— Спокойно, юноша, — уголок рта маршала дернулся вверх, в глазах на миг сверкнул задор. — Сейчас он всплывет и будет звать на помощь. — Тапо, — окликнул он худощавого кэналлица, бросив ему золотой талл. — Вы — отменный пловец, вытащите этого господина, но не раньше, чем он об этом попросит.
— Ну и негодяй же вы! — усмехнулся беззлобно Эмиль Савиньяк.
— Не спорю. Смотрите, кажется, на дне реки ему не понравилось. Запомните, юноша, настоящее отчаяние не ходит под руку с болтовней. Желающий умирать расстается с жизнью молча.
— Но ведь зима на носу, — озаботился Эмиль.
— Ничего, льда еще нет, да и солнышко светит… Глотнет касеры и порядок! — прозвучавший ответ был полон бодрого веселья
Рокэ улыбнулся Рейчел, та улыбнулась в ответ, а потом стала смотреть, как Тапо, сбросив сапоги и мундир, плывет к утопающему. Схватив порученца за шиворот, он потащил его к берегу — к хохотавшим гвардейцам. Последние притащили сухие плащи и фляжки, а потом извлекли Жиля первым — тот чихал, дрожал и отплевывался, имея теперь необыкновенно жалкий вид. Рейчел мысленно сравнила его с продрогшим надорским воробушком.
«Воробушек» съежился и поднял на Алву затравленный взгляд, когда тот окликнул его.
— В следующий раз вы отправитесь в ближайший дом скорби. Вы меня поняли?
Ничего не сказав, Понси с кислым видом кивнул.
— А теперь дайте ему касеры, — маршал вручил Тапо еще несколько монет. — Мы ночуем в Фрамбуа, поторопитесь!

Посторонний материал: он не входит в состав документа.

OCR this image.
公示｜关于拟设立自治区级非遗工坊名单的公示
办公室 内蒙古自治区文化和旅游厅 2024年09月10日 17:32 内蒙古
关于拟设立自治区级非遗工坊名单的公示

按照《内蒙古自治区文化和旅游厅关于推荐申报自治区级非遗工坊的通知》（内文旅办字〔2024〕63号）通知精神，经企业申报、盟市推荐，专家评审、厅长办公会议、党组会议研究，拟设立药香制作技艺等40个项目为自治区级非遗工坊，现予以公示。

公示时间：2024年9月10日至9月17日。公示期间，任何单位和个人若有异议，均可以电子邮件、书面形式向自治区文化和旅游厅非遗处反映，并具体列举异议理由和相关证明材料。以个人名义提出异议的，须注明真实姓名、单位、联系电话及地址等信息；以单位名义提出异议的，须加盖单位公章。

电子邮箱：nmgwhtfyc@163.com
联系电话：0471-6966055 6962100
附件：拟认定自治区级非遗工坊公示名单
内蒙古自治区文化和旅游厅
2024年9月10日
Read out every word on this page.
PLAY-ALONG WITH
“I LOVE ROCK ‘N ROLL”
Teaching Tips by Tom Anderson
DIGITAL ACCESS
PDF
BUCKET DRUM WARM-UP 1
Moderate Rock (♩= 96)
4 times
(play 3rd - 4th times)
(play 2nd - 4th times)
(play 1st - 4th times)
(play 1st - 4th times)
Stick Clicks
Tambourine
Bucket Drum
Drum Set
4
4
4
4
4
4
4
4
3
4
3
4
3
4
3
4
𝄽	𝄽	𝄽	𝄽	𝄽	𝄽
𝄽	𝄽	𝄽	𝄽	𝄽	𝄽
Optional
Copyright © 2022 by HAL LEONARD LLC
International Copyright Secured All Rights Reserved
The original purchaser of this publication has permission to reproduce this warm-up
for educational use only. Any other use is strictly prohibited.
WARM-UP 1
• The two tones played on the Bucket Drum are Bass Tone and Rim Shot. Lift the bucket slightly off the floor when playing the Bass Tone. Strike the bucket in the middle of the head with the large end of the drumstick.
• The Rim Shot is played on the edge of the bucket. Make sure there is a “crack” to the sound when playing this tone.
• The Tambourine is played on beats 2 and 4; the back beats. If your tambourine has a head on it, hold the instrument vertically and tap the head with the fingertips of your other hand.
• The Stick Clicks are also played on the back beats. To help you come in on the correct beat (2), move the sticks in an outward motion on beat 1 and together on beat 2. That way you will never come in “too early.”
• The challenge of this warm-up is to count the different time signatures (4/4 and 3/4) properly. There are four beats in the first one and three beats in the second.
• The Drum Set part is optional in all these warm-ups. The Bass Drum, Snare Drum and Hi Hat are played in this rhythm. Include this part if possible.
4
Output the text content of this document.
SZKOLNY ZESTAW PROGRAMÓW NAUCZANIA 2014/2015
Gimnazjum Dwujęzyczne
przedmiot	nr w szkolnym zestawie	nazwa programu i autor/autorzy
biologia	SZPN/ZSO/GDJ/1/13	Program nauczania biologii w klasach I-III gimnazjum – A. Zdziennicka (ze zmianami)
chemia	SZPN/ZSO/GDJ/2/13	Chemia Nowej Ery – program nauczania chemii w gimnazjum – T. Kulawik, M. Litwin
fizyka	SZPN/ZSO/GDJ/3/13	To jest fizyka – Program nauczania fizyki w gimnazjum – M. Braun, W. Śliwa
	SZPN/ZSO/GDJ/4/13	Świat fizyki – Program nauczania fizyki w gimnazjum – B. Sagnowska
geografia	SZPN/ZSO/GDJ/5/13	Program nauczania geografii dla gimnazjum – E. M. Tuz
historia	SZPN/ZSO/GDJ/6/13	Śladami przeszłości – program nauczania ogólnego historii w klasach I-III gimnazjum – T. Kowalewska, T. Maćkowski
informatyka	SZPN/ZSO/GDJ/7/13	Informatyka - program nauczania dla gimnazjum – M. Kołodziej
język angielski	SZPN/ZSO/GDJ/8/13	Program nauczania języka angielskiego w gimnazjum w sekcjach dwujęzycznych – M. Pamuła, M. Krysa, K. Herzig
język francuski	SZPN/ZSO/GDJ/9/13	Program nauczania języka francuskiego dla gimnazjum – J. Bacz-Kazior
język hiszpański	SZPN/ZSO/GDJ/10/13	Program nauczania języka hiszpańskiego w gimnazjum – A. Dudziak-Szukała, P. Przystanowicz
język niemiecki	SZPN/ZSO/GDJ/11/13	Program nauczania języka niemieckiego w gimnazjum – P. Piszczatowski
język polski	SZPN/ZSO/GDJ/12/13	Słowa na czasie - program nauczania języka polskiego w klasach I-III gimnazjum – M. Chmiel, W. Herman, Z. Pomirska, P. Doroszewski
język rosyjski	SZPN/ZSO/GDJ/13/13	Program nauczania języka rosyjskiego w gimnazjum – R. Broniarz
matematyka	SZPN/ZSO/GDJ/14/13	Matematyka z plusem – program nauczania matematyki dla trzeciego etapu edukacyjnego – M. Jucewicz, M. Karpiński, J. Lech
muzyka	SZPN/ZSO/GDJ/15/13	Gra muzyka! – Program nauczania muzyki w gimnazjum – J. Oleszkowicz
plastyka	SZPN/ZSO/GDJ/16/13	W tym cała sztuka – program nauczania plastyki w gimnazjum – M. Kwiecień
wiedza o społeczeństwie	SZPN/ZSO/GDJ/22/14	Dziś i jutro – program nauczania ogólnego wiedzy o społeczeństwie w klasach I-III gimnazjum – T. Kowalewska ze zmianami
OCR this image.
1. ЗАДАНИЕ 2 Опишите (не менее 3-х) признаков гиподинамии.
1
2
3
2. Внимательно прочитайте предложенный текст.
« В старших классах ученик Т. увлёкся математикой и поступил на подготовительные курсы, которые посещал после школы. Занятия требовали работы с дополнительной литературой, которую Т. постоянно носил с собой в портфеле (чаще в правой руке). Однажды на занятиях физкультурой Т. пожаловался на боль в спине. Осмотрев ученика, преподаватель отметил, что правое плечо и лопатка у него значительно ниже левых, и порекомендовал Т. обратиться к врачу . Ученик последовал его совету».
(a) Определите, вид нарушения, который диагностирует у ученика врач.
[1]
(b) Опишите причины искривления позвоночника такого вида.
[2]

Городок Фрамбуа располагался в шести хорнах от Олларии, но, несмотря на его малые размеры, жили здесь богаче, чем на севере — вот и все, что Рейчел о нем знала. Ее разрывали противоречивые чувства: трудно было смириться с последним обстоятельством. Ничего, когда она вернется в Надор, после службы, то сможет всерьез заняться благоустройством как старого замка, так и провинции, если матушка не хочет ничего решать и предпочитает экономить на дровах и еде. Так думала Рейчел, пока вместе с Рокэ, впереди стройной кавалькады, ехала по главной улице города. Это был столичный тракт и по обе его стороны тянулись дома. Перестав размышлять, девушка принялась смотреть по сторонам и читать вывески. «Ощипанный павлин» — наверняка название имело какие-то связи с Дриксен. «Четыре охотника» — тут могли подразумеваться Абвении. «Зеленая карета» — зеленый цвет в Надоре обычно ассоциировался с удачей, хоть и не был родовым, но герцогиня Мирабелла не любила его, поскольку сейчас именно он красуется на гербах Манриков, Валмонов и Колиньяров. При виде вывески «Любезный кабан» Рейчел растерялась, не зная, возмущаться ей или усмехнуться, подобно Рокэ, а вот следующий трактир…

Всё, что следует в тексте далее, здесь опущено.